Мы выпили еще, я откланялся и пошел выполнять вчерашнее поручение своего соседа Игоря Фиша.
На подходе к музыкальной школе дорогу мне перегородила серая волга. Стекло в кабине опустилось и из окна высунулась голова в пыжиковой шапке.
— Куда идешь?
Кто это — я понял сразу.
— Простите, разве мы знакомы? — спросил я.
— Знакомы, — сказал он.
— Вы меня с кем–то спутали.
— Не спутал. Вас всего двое таких в Мяделе, или ты думаешь, что я тебя под твоей телогрейкой не разгляжу. Научились, bлядь жиды, под народ маскироваться.
— Ладно, — сказал я, — уговорил. У меня для тебя подарочек.
— От кого подарок?
— От всех нас.
Я открыл длинную черную коробочку и достал карандаш ярко красной помады в пенальчике.
— Давай я научу тебя, как этим пользоваться, — сказал я и мазнул его помадой по губам.
— Ты что! Нападение! – закричал он.
— Не надо, ты не при исполнении. Слушай, — сказал я, — почему у тебя так плохо изо рта пахнет. Давай я тебе миндалины удалю.
— Еще увидимся,— крикнул он, поднял стекло, и резко газанул с места.

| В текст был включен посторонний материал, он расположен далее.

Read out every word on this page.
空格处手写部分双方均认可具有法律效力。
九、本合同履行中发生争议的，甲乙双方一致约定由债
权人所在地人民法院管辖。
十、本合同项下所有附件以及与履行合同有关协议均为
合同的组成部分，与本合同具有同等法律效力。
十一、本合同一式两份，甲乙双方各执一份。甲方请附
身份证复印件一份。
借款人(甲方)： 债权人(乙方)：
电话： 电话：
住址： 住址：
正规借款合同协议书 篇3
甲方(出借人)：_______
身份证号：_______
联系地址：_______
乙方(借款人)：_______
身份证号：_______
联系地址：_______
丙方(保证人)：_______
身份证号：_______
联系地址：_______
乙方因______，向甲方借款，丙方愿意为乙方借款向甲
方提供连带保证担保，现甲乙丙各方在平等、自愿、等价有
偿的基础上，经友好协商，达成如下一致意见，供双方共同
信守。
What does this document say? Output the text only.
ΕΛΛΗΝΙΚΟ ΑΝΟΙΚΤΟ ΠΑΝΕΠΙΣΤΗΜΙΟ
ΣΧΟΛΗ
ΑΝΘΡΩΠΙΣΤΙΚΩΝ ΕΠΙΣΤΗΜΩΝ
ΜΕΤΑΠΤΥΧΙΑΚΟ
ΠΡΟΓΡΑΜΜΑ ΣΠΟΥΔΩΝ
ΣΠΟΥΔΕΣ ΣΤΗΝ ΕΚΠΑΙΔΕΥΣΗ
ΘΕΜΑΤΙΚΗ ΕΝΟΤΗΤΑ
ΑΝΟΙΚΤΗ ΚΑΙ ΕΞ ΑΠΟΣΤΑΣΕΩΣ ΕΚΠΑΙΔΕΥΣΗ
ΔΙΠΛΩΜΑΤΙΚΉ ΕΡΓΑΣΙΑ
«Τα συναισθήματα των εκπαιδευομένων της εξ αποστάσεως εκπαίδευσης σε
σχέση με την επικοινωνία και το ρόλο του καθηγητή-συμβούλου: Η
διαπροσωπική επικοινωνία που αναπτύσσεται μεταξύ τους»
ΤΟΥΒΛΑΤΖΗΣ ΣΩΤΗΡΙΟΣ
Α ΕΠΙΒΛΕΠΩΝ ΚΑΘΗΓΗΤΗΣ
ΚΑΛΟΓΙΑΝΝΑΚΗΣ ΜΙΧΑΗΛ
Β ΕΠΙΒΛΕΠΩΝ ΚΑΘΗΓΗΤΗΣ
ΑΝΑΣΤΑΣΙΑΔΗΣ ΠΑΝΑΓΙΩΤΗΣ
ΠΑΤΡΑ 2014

Я выбросил помаду и совершенно пьяный после двух стаканов самогона, долго стоял и любовался алой каплей на безукоризненно белой простыне снежного покрова.
@@@@@@@@@@@@@@@@@@@@@@@@@@@@@@
— Как это случилось? — спросил я у Игоря.
— Его жена узнала и устроила скандал. Пошла жаловаться к начальнику. Им негде стало встречаться и они прятались в гараже. Угорели от включенного двигателя.
— Где они сейчас?
— Его КГБ в Минск забрало, а она в больнице в морге. Ждут родственников.
— Хочешь сходить в больницу?
— У тебя там кто–нибудь есть?
— Зачем нам кто–то нужен.
— Она тебе нравилась?
— Да.
— И я ее любил, — сказал Игорь и заплакал.
В больнице я нашел главврача, представился и объяснил причину беспокойства.
— Я о вас слышал, —сказал он, — статью в газете читал. У меня в коллекции есть две ваших кассеты. Да печальная история. Моя дочка ходила к ней на уроки музыки. Рената. Очень красивая. Берите своего товарища, следуйте за мной. У нас холодильник не работает. Мы их в летнюю оранжерею выставляем. В старом корпусе.
       Сквозь снег на стеклянной крыше оранжереи пробивался мягкий матовый свет, сверху спускались траурные венки увядших растений. Прекрасная Рената лежала на расписанном мазками ржавчины старом операционном столе, укрытая белой простыней — oслепительная блондинка с ярко накрашенными губами.
— Почему такие губы? – спросил я.
— При отравлениях угарным газом окись углерода активно связывается с гемоглобином, и кровь становится ярко алого цвета. Такой вот последний макияж — сказал главврач.